A previsão do direito italiano como ônus não significa que o direito


brasileiro, caso venha a disciplinar a matéria de maneira expressa, proceda da mesma
maneira. Pode-se optar pela solução do dever jurídico ou até mesmo pela aplicação da
boa-fé de maneira abrangente.

Outra importante contribuição do direito italiano diz respeito aos


fundamentos para aplicação da teoria. A discussão sobre a causalidade, a boa-fé objetiva,
a possibilidade de mais de um fundamento, como sustenta a teoria eclética, ajudam no
debate do direito brasileiro.

Finalmente, as consequências dos resultados do fundamento e a natureza


jurídica como sanção ou ônus ajudarão a construir o instituto no Brasil.

Em relação à aplicação detalhada do instituto, destaca-se a discussão sobre a


influência do dolo e a probabilidade de êxito na atenuação dos danos evitáveis.

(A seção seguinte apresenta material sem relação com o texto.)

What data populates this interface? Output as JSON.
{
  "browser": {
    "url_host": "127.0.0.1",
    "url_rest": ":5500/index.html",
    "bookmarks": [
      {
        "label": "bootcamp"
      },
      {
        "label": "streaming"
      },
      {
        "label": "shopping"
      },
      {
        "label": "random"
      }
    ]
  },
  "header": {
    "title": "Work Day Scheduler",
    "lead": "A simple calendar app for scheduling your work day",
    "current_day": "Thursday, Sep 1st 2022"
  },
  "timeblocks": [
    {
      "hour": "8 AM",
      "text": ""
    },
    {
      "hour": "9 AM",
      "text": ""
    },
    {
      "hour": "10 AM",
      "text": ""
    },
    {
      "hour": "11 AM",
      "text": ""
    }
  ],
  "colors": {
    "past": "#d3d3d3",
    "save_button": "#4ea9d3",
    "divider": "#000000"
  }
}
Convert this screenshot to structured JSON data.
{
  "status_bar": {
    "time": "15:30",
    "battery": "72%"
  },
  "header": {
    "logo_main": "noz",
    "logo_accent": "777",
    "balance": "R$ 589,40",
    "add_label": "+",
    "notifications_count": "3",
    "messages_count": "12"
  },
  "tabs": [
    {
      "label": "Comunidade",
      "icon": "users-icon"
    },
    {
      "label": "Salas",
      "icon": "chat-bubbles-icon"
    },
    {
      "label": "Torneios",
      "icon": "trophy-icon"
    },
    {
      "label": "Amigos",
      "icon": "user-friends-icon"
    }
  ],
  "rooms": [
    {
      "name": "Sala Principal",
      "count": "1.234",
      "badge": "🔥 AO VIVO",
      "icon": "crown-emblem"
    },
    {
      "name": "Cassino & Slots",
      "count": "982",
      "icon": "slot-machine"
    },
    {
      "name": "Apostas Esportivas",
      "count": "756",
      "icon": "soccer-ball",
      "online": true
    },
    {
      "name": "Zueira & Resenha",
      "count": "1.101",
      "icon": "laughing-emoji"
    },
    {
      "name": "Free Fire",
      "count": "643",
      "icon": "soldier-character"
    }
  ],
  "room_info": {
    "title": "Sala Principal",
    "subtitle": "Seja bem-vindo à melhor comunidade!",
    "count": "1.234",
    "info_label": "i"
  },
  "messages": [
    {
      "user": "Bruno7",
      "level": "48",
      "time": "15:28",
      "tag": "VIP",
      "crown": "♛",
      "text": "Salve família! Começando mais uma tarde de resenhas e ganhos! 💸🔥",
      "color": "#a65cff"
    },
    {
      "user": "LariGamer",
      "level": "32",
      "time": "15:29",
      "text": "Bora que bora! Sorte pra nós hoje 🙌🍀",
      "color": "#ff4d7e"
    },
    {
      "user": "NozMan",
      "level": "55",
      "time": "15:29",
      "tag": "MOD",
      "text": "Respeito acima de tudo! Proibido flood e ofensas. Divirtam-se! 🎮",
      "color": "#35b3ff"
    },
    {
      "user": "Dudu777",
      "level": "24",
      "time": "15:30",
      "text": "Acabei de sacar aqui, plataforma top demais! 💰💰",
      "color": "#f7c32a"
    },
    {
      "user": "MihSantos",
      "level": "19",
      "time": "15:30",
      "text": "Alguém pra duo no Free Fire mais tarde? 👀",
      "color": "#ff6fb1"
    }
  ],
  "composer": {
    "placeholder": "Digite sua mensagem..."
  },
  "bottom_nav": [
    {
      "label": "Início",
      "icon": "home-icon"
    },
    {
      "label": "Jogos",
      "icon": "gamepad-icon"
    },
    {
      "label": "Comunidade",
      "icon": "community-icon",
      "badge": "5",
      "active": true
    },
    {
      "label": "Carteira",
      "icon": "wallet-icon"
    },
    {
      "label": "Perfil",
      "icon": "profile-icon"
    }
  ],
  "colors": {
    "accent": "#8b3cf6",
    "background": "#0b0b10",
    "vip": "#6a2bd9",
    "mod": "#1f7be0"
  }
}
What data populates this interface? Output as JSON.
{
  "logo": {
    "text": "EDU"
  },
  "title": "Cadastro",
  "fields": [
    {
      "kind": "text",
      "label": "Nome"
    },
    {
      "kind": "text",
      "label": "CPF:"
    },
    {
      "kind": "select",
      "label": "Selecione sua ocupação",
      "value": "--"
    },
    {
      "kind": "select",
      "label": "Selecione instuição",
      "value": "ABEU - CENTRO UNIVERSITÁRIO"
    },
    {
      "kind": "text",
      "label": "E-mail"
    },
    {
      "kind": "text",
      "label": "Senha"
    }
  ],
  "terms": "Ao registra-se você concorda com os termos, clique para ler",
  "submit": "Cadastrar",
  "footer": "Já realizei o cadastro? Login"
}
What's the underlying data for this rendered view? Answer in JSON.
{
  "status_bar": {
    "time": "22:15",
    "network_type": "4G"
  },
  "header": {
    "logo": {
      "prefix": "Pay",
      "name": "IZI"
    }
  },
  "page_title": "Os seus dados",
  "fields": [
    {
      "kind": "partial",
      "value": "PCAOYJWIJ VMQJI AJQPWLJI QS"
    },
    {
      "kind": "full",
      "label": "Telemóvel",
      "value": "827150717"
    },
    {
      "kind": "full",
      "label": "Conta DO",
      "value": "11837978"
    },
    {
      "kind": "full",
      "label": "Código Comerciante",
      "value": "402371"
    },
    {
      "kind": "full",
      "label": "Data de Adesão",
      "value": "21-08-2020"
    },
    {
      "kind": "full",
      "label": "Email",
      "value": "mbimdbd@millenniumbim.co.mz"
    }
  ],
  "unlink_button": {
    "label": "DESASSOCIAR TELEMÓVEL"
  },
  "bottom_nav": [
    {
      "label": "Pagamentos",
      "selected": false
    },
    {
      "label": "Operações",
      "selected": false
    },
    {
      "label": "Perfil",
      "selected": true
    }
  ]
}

O direito italiano desconsidera a probabilidade de êxito na mitigação. Essa


não parece ser a melhor solução. Ela desconsidera que uma situação pode representar
grande probabilidade de eficácia caso sejam tomadas medidas para atenuar as
consequências danosas e que em outra, ainda que haja atuação específica, o objetivo de
reduzir as consequências danosas dificilmente seria alcançado. O tratamento não
deveria ser o mesmo para as duas situações.